Après les coûts, les bénéfices restants sont partagés entre le personnel, qui comprend une quarantaine d’interprètes principaux, a déclaré Jaber. Un lieu qui se vantait de subvenir à ses besoins grâce à la vente de billets a dû recourir aux fonds de sauvetage du Fonds de solidarité du Liban, mis en place par des groupes de la société civile pour soutenir les artistes touchés par la crise.

Metro accueille des artistes indépendants mais produit également une grande partie de ce qui est montré sur sa scène. Un de ces spectacles est Hishik Bishikune reprise des chansons égyptiennes de l’âge d’or du cabaret dans la première moitié du XXe siècle qui a été un grand succès, présenté des centaines de fois au fil des ans.

« Avant Metro, nous n’avions pas un lieu comme celui-ci avec une programmation aussi diversifiée », a déclaré Helena Nassif, directrice exécutive de Mawred, une organisation de la société civile basée à Beyrouth qui soutient les arts et qui a cofondé le Fonds de solidarité du Liban.

« Cette diversité le rend unique en son genre, et en tant que tel, il a permis à de nombreux artistes de vivre de leur travail, ce qui est incroyable », a déclaré Nassif. “Vous pouvez assister et faire partie de la vie nocturne de Beyrouth et si vous n’avez pas d’argent, vous pouvez toujours y aller car vous pouvez simplement acheter un billet sans nourriture ni boisson.”
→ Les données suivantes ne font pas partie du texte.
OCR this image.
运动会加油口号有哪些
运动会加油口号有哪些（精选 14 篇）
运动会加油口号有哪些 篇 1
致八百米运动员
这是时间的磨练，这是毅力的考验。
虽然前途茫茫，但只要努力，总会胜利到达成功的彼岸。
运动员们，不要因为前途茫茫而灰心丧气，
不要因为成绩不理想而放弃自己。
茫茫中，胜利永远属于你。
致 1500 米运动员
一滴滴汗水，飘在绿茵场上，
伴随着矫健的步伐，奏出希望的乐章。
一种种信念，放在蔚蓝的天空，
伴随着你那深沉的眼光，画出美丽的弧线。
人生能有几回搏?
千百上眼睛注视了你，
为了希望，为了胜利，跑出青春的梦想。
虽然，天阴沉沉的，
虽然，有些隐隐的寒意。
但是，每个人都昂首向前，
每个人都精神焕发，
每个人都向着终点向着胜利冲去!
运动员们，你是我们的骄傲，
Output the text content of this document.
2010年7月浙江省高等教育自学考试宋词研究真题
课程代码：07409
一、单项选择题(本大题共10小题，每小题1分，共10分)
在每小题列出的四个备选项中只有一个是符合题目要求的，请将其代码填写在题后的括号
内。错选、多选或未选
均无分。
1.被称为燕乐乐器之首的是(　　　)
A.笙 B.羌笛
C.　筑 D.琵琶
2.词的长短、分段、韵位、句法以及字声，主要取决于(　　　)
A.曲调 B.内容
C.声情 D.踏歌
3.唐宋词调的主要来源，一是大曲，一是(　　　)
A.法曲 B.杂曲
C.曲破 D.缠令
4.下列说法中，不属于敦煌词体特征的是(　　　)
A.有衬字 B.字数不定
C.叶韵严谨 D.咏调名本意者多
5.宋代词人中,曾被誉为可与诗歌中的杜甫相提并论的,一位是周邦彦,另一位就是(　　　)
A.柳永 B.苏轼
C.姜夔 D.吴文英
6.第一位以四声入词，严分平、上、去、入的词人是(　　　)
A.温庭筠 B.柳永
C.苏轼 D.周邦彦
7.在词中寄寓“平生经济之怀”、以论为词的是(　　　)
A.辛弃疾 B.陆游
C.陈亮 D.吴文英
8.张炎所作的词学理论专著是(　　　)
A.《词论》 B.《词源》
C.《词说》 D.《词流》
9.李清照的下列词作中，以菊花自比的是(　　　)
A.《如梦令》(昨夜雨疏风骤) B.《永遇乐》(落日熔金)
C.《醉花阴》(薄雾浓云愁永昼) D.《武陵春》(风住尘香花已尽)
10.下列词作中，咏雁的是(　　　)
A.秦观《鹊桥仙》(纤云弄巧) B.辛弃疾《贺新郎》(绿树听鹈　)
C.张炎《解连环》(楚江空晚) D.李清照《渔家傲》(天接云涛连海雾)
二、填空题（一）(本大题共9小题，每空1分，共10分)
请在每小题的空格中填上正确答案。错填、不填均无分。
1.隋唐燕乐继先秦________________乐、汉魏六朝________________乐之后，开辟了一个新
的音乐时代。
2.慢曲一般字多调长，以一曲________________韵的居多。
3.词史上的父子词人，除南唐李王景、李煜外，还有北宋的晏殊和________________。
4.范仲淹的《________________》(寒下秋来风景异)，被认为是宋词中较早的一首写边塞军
Yasmina Fayed, chanteuse et l’une des vedettes du théâtre, a déclaré que lorsque Jaber a décidé de rouvrir, elle s’est demandée si cela avait du sens à une époque où les gens n’arrivaient pas à joindre les deux bouts. « En tant qu’interprètes, chacun de nous a une histoire, une inquiétude concernant un médicament manquant sur le marché ou la crise du carburant », a déclaré Fayed. « Mais dès que nous sommes sur scène, c’est comme si nous et le public rayonnions de solidarité les uns envers les autres. »

Roula Murr, professeur d’université avec un ami, a déclaré : « Nous venons ici pour changer d’humeur, pour rire un peu et nous divertir.

L’ambition de Jaber est d’agrandir le théâtre même s’il manque d’argent pour le faire. L’expansion reposerait, a-t-il dit, « sur un partenariat entre nous et le public ». Metro travaille également sur un programme financé par des donateurs pour former sept jeunes talentueux à devenir des interprètes complets, puis à participer aux spectacles du théâtre.

« Après cet effondrement, nous devons être prêts à reconstruire le moment venu », a-t-il déclaré. « Nous devrions avoir ces personnes formées professionnellement. Nous avons également besoin de personnes ayant une vision progressive pour pouvoir appuyer sur le bouton de redémarrage. C’est pour la beauté, l’art et la culture, et pour l’âme et la joie de cette ville. Sans cela, Beyrouth devient un endroit fade sans goût.